Mahkemece, davacının tutunduğu Temmuz 1950 tarih, 31 nolu sicilden gelen tapu kaydının çekişmeli parsele duyduğu, ancak tapuda 2/6 pay sahibi Mustafa oğlu Ömer ile karısı Gülsüm'e ait payların davacıya satılmadığı gerekçe gösterilerek 4/6 payın davacı Ethem adına tapuya tesciline karar verilmiştir.
Dava konusu parsel ile etrafındaki taşınmazların 1939 yılında 2613 sayılı Kadastro ve Tapu Tahriri Yasası hükümleri gereğince işleme tabi tutulduğu 15 ada 1, 2, 3 nolu parsel numarası ve tutanağının düzenlendiği ancak, herhangi bir pafta ve parselin düzenlenmediği gibi yüzölçümünün de hesaplanmadığı iskan yoluyla Mehmet oğlu Sait ailesine 1771 sayılı İskan Yasası hükümlerine göre tahsis edilerek 28 numaraya kaydedildiği, sonradan iskan mahallini terk etmeleri nedeni ile Hazine adına tesbit edilerek 1940 yılında kesinleştiğinden bahisle tapuya tescil edildiği dosya içeriğinden anlaşılmaktadır.

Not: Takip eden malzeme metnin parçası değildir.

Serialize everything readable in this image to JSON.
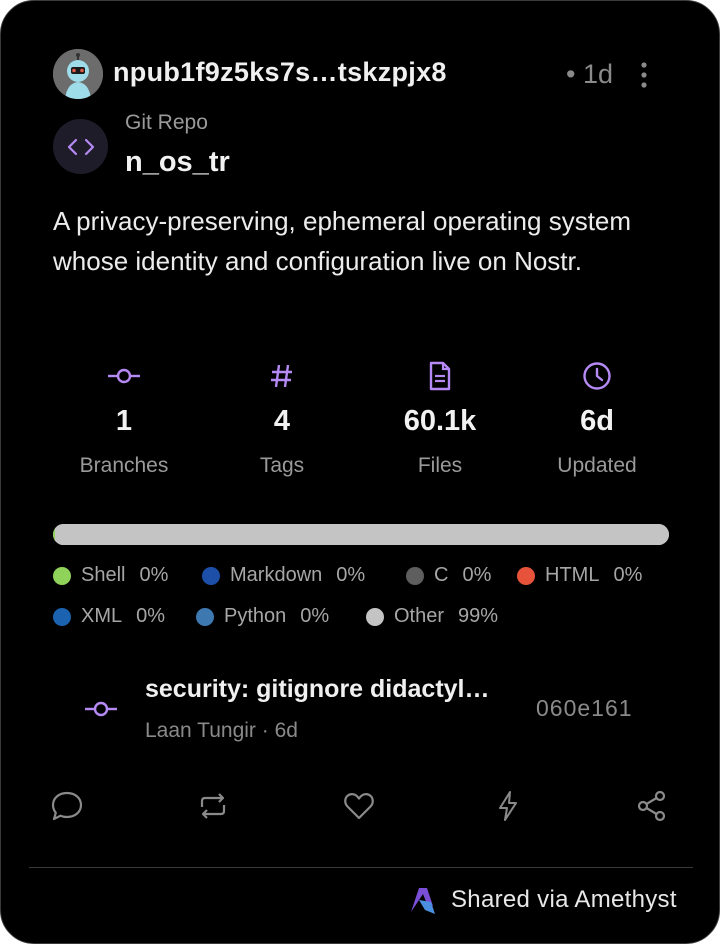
{
  "post": {
    "author": "npub1f9z5ks7s…tskzpjx8",
    "time": "• 1d"
  },
  "repo": {
    "kind": "Git Repo",
    "name": "n_os_tr",
    "description": "A privacy-preserving, ephemeral operating system whose identity and configuration live on Nostr."
  },
  "stats": [
    {
      "icon": "commit-icon",
      "value": "1",
      "label": "Branches"
    },
    {
      "icon": "hash-icon",
      "value": "4",
      "label": "Tags"
    },
    {
      "icon": "file-icon",
      "value": "60.1k",
      "label": "Files"
    },
    {
      "icon": "clock-icon",
      "value": "6d",
      "label": "Updated"
    }
  ],
  "languages": [
    {
      "name": "Shell",
      "pct": "0%",
      "color": "#8fd35a",
      "fraction": 0.004
    },
    {
      "name": "Markdown",
      "pct": "0%",
      "color": "#1e4fa8",
      "fraction": 0.0
    },
    {
      "name": "C",
      "pct": "0%",
      "color": "#5e5e5e",
      "fraction": 0.0
    },
    {
      "name": "HTML",
      "pct": "0%",
      "color": "#e6533a",
      "fraction": 0.0
    },
    {
      "name": "XML",
      "pct": "0%",
      "color": "#1b62b0",
      "fraction": 0.0
    },
    {
      "name": "Python",
      "pct": "0%",
      "color": "#3d78b0",
      "fraction": 0.0
    },
    {
      "name": "Other",
      "pct": "99%",
      "color": "#c4c4c4",
      "fraction": 0.996
    }
  ],
  "commit": {
    "message": "security: gitignore didactyl…",
    "meta": "Laan Tungir · 6d",
    "hash": "060e161"
  },
  "actions": [
    "reply-icon",
    "repost-icon",
    "like-icon",
    "zap-icon",
    "share-icon"
  ],
  "footer": {
    "text": "Shared via Amethyst"
  },
  "colors": {
    "accent": "#b58af5",
    "background": "#000000",
    "muted": "#9a9a9a"
  }
}
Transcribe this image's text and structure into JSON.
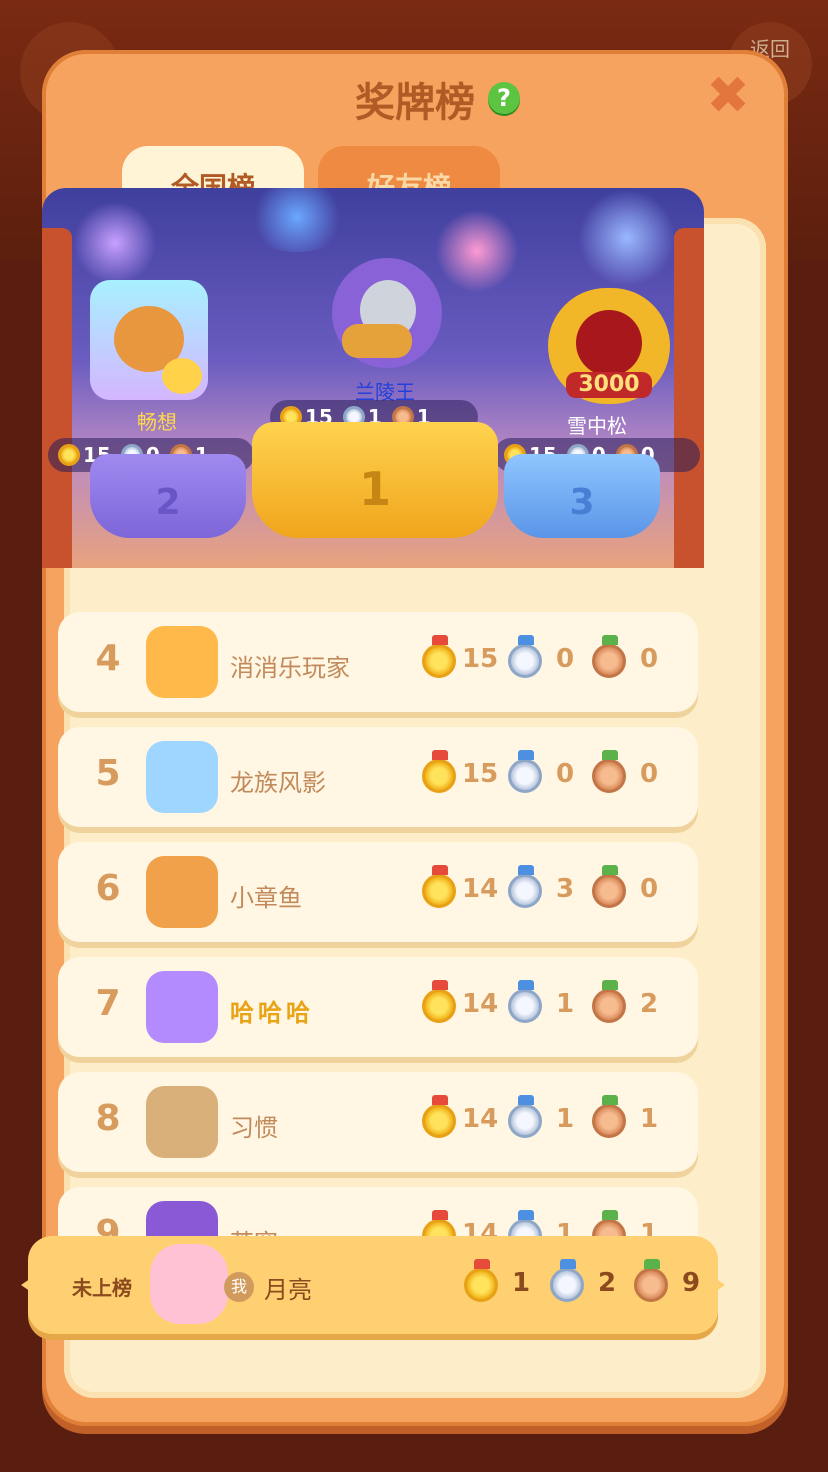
{
  "background": {
    "title": "",
    "back_label": "返回"
  },
  "modal": {
    "title": "奖牌榜",
    "help_icon": "?",
    "close_icon": "✖",
    "tabs": [
      {
        "label": "全国榜",
        "active": true
      },
      {
        "label": "好友榜",
        "active": false
      }
    ]
  },
  "podium": {
    "first": {
      "rank": "1",
      "name": "兰陵王",
      "gold": "15",
      "silver": "1",
      "bronze": "1"
    },
    "second": {
      "rank": "2",
      "name": "畅想",
      "gold": "15",
      "silver": "0",
      "bronze": "1"
    },
    "third": {
      "rank": "3",
      "name": "雪中松",
      "gold": "15",
      "silver": "0",
      "bronze": "0",
      "avatar_frame_text": "3000"
    }
  },
  "rows": [
    {
      "rank": "4",
      "name": "消消乐玩家",
      "gold": "15",
      "silver": "0",
      "bronze": "0"
    },
    {
      "rank": "5",
      "name": "龙族风影",
      "gold": "15",
      "silver": "0",
      "bronze": "0"
    },
    {
      "rank": "6",
      "name": "小章鱼",
      "gold": "14",
      "silver": "3",
      "bronze": "0"
    },
    {
      "rank": "7",
      "name": "哈哈哈",
      "gold": "14",
      "silver": "1",
      "bronze": "2"
    },
    {
      "rank": "8",
      "name": "习惯",
      "gold": "14",
      "silver": "1",
      "bronze": "1"
    },
    {
      "rank": "9",
      "name": "苍穹",
      "gold": "14",
      "silver": "1",
      "bronze": "1"
    }
  ],
  "self": {
    "status": "未上榜",
    "me_badge": "我",
    "name": "月亮",
    "gold": "1",
    "silver": "2",
    "bronze": "9"
  },
  "colors": {
    "gold": "#f0b21a",
    "silver": "#b8c6dc",
    "bronze": "#d98a5a",
    "accent": "#f5a35e"
  }
}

1939 yılında yapılan işlem sırasında taşınmazın geometrik durumu ve yüzölçümü belirlenmediğinden işlemin 2613 sayılı Yasanın 35 ve Tapu Tahrir Tüzüğünün 47. maddesinde belirtilen "tapu tahriri" niteliğinde olduğu kabul edilerek Kadastro Müdürlüğünce 1985 yılında taşınmazın eski sınırlarına bağlı kalınarak paftasının düzenlendiği, yüzölçümünün hesaplandığı 19.6.1989 ile 19.7.1989 tarihleri arasında 1939 yılında düzenlenen tutanağın askı ilanına çıkartıldığı, böylece yasanın öngördüğü biçimde kadastro işleminin ancak 1985 yılında tamamlandığından davanın süresinde açıldığının kabulü gerekir.
Davacı Ethem Temmuz 1950 tarih, 31 nolu sicilden gelen Eylül 1971 tarih, 67 nolu tapu kaydına dayanarak dava açmıştır. Sözü edilen kayıt 1950 yılında iskanen Mustafa oğlu Ömer karısı Gülsüm ve çocukları Fehmi, Mehmet Ali, Hamit ve Mustafa adına tescil edildiği, Ömer ve Gülsüm dışındaki paydaşlarının paylarını Ağustos 1950 tarih, 12 numara ile davacı Ethem'in bayilerine sattıkları ve tapu kaydının çekişmeli parsele uygunluğunun belirlendiği Hazinenin iskan yoluyla çekişmeli parsele uygunluğunun belirlendiği Hazinenin iskan yoluyla tahsis etmek suretiyle taşınmazla ilgisinin kesildiği anlaşıldığından davalı Hazinenin aşağıdaki bendin kapsamı dışında kalan temyiz itirazları yerinde değildir. Reddine.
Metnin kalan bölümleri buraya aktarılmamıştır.